I browse some renegade roadside stalls while the others go and sit on a bench in the little municipal gardens while we wait for our taxi driver to pick us up. I buy a little beaded bracelet from a lady and her husband. A couple of weeks later, I run into the husband when we go to the touristy Anjuna market in northern Goa. He recognizes me instantly and greets me like an old friend.
‘Of course I recognize you. You bought the bracelet
from my wife. You were the one white girl in Margao market!’
This so delights me, and I’m not sure if he realizes how much he has made my day.
Present Day
In the hotel and in restaurants – pretty much everywhere we go – the four of us are the only group of women here on our own. We stand out a mile (for various reasons, I suppose) and I can see that people are confused by us. They can’t quite work out the relationships.
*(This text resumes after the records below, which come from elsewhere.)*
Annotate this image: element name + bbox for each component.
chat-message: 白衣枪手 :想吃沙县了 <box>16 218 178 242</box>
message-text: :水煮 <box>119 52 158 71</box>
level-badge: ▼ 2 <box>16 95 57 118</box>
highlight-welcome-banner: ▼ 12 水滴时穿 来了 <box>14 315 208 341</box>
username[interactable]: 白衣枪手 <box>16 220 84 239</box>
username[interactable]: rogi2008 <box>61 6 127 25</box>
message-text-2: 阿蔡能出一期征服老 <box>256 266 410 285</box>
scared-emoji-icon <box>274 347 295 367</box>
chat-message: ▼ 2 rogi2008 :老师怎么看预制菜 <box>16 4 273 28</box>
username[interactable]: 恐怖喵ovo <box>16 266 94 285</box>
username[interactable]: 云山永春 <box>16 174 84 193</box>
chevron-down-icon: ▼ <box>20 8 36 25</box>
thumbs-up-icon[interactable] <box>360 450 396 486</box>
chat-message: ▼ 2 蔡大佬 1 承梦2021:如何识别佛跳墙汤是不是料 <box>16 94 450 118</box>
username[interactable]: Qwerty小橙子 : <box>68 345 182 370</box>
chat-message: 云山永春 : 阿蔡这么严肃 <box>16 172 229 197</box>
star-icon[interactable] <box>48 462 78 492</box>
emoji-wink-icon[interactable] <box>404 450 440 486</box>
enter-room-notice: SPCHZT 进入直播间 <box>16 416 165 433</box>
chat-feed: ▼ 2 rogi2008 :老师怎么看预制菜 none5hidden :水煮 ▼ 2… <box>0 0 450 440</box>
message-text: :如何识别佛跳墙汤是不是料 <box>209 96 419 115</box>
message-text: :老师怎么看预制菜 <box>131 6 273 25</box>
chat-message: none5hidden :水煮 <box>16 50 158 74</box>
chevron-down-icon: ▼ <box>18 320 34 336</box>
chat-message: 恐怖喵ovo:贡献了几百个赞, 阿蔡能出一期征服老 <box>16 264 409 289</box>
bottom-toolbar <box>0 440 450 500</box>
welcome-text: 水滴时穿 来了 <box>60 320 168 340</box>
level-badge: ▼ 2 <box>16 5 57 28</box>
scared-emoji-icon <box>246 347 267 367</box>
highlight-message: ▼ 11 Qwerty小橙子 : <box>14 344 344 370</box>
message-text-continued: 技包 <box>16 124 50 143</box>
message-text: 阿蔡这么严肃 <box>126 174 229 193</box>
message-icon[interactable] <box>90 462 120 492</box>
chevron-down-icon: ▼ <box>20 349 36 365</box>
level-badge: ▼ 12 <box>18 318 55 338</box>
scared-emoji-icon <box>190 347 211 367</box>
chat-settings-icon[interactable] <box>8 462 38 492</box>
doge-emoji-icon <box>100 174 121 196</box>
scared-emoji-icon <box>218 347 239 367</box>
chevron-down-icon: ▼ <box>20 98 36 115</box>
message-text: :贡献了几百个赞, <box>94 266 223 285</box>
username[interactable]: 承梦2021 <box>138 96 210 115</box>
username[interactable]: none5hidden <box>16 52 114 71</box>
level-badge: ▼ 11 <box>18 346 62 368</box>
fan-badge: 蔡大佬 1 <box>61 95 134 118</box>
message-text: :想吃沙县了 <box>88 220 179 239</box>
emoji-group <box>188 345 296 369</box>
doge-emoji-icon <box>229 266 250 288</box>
Because I am by far the youngest, with a bunch of elders and clearly no husband or children, people seem to assume I’m a lot younger than I am. They must think I am an extremely haggard teenager. They also seem to think it’s OK to approach us in a way that I don’t think they would if we had a man with us. I find this deeply annoying. Nan and Rose do not. They just love any excuse to have a chat.
‘This must be a tremendous morale boost for you, darling!’ Nan exclaims frequently, when yet another creepy dude approaches us.
I mean:
a) Feminism, and
b) I’m not that in need of a morale boost and I don’t care for the implication that I am, thank you.
‘I like your smile!’ is shouted at me a lot.
You know how a lot of people have the problem of ‘bitchy resting face’? I have the opposite issue. This is a problem everywhere I go, but never more so than in India. I have an overly friendly face and people often take this as licence to approach me, and then refuse to go away. There is something about me that apparently screams ‘please bother me’.
The catcalling etiquette here is baffling. Bizarre things get shouted at me in the street, and men frequently make slightly threatening sort of clicky-hissy noises at me while not making eye contact. However, there is also a certain level of deference, by which men don’t look at me directly and will ask my grandmother and aunts’ permission to address me.